Welcome!

Cloud Event Processing - Analyze, Sense, Respond

Colin Clark

Subscribe to Colin Clark: eMailAlertsEmail Alerts
Get Colin Clark via: homepageHomepage mobileMobile rssRSS facebookFacebook twitterTwitter linkedinLinkedIn


Related Topics: Open Source and Cloud Computing, Cloud Computing Newswire, Cloud Computing for SMBs, CEP on Ulitzer, Big Data on Ulitzer

BigData: Blog Feed Post

Why CEP in the Cloud Makes Sense

So What is Really Cool About CEP?

CEP isn’t really about low latency.  The ability to do things quickly is important, just as in any system – especially those systems that grow and need to handle a lot of information.  Doing things quickly means doing things efficiently.  And doing things efficiently means less money spent on hardware.  Theoretically anyway.

SO WHAT IS REALLY COOL ABOUT CEP?

CEP gives one the to submit queries like “select symbol, avg(shares) from trade_stream group by symbol over 5 minutes emit every 1 minute.”  The CEP engine would consume this query, and then start returning an average of shares per trade for each symbol over the last 5 minutes, and it would then update that every 1 minute.  Granted, this is a very simple query, but the point here is that the queries are continuous.  That means that they’re submitted to the CEP server and they run until they’re told not to run any more.  So as the CEP engine continues to consume events, the queries keep running and producing results.
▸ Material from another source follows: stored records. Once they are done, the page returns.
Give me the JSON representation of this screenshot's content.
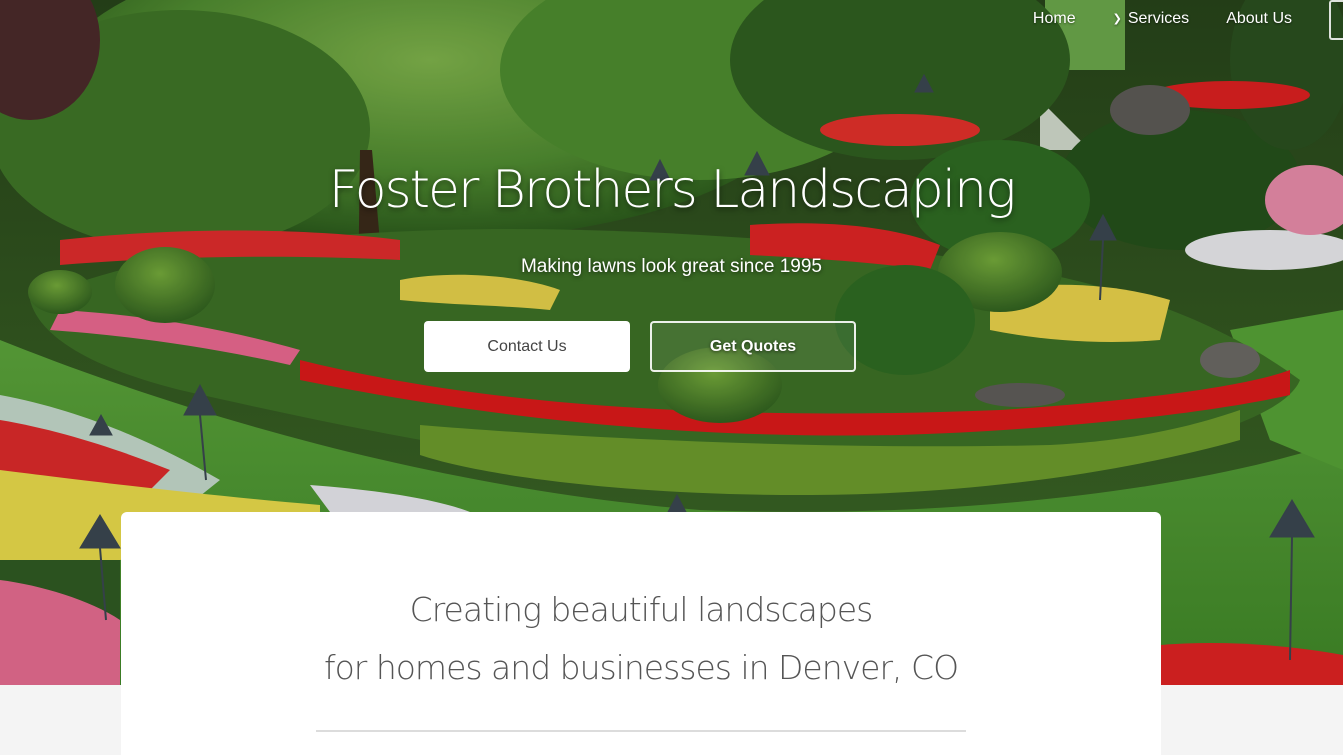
{
  "nav": {
    "items": [
      {
        "label": "Home"
      },
      {
        "label": "Services",
        "has_dropdown": true
      },
      {
        "label": "About Us"
      }
    ]
  },
  "hero": {
    "title": "Foster Brothers Landscaping",
    "subtitle": "Making lawns look great since 1995",
    "buttons": {
      "contact": "Contact Us",
      "quotes": "Get Quotes"
    },
    "background": "garden-photo"
  },
  "intro": {
    "line1": "Creating beautiful landscapes",
    "line2": "for homes and businesses in Denver, CO"
  },
  "colors": {
    "lawn": "#4f8f2f",
    "foliage": "#2f5a22",
    "flowers_red": "#d92020",
    "flowers_yellow": "#e9d64a",
    "flowers_pink": "#e56a8f",
    "card": "#ffffff",
    "text": "#555555"
  }
}
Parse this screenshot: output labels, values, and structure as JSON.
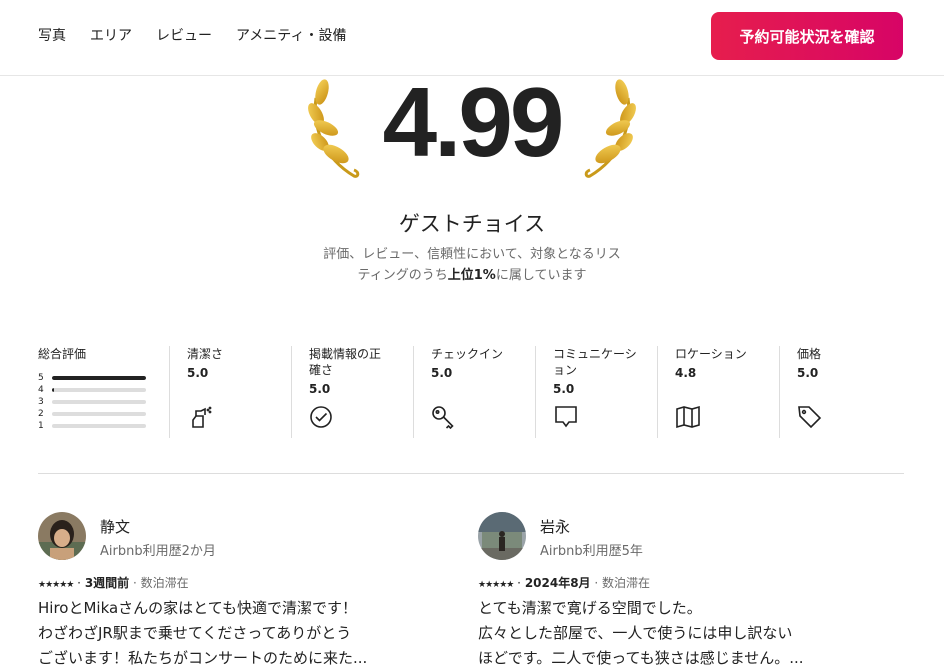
{
  "nav": {
    "links": [
      "写真",
      "エリア",
      "レビュー",
      "アメニティ・設備"
    ],
    "reserve_button": "予約可能状況を確認"
  },
  "hero": {
    "rating": "4.99",
    "title": "ゲストチョイス",
    "desc_pre": "評価、レビュー、信頼性において、対象となるリスティングのうち",
    "desc_bold": "上位1%",
    "desc_post": "に属しています"
  },
  "overall": {
    "label": "総合評価",
    "bars": [
      {
        "star": "5",
        "fill": 1.0
      },
      {
        "star": "4",
        "fill": 0.02
      },
      {
        "star": "3",
        "fill": 0
      },
      {
        "star": "2",
        "fill": 0
      },
      {
        "star": "1",
        "fill": 0
      }
    ]
  },
  "categories": [
    {
      "label": "清潔さ",
      "value": "5.0",
      "icon": "spray-bottle-icon"
    },
    {
      "label": "掲載情報の正確さ",
      "value": "5.0",
      "icon": "check-circle-icon"
    },
    {
      "label": "チェックイン",
      "value": "5.0",
      "icon": "key-icon"
    },
    {
      "label": "コミュニケーション",
      "value": "5.0",
      "icon": "chat-bubble-icon"
    },
    {
      "label": "ロケーション",
      "value": "4.8",
      "icon": "map-icon"
    },
    {
      "label": "価格",
      "value": "5.0",
      "icon": "price-tag-icon"
    }
  ],
  "reviews": [
    {
      "name": "静文",
      "since": "Airbnb利用歴2か月",
      "stars": "★★★★★",
      "when": "3週間前",
      "stay": "数泊滞在",
      "lines": [
        "HiroとMikaさんの家はとても快適で清潔です！",
        "わざわざJR駅まで乗せてくださってありがとう",
        "ございます！私たちがコンサートのために来た..."
      ]
    },
    {
      "name": "岩永",
      "since": "Airbnb利用歴5年",
      "stars": "★★★★★",
      "when": "2024年8月",
      "stay": "数泊滞在",
      "lines": [
        "とても清潔で寛げる空間でした。",
        "広々とした部屋で、一人で使うには申し訳ない",
        "ほどです。二人で使っても狭さは感じません。..."
      ]
    }
  ],
  "colors": {
    "accent_start": "#e61e4d",
    "accent_end": "#d70466",
    "laurel": "#e2b52c"
  }
}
I ONLY WANT TO SEE WHAT I’M INTERESTED IN

So, if you were interested in various things, like when the sentiment regarding a certain theme hit a certain level in Twitter or a certain theme hit a certain level in Twitter and a related stock either increased or decreased in price and volume, you could submit those queries to the CEP server and get results back when those conditions occurred.  CEP engines also typically provide pattern matching capabilities; like if B happens within 5 minutes of A happening, let me know.

RESOURCES AND MEMORY

If you’re querying a lot of data, or your time windows are large, you may need a lot of memory and a lot of CPU.  Let’s paint a scenario where you’re looking at real time sales from a lot of different stores.  And you’d like to slice and dice that information by many dimensions, and do it real time with CEP based continuous queries.  Great – that’s a perfect use case for CEP.  But depending upon how much data you’ve got and how much compute is required to roll everything up for analysis and subsequent drill down, and how many users you’ve got running these queries, you might just run out of cpu or memory.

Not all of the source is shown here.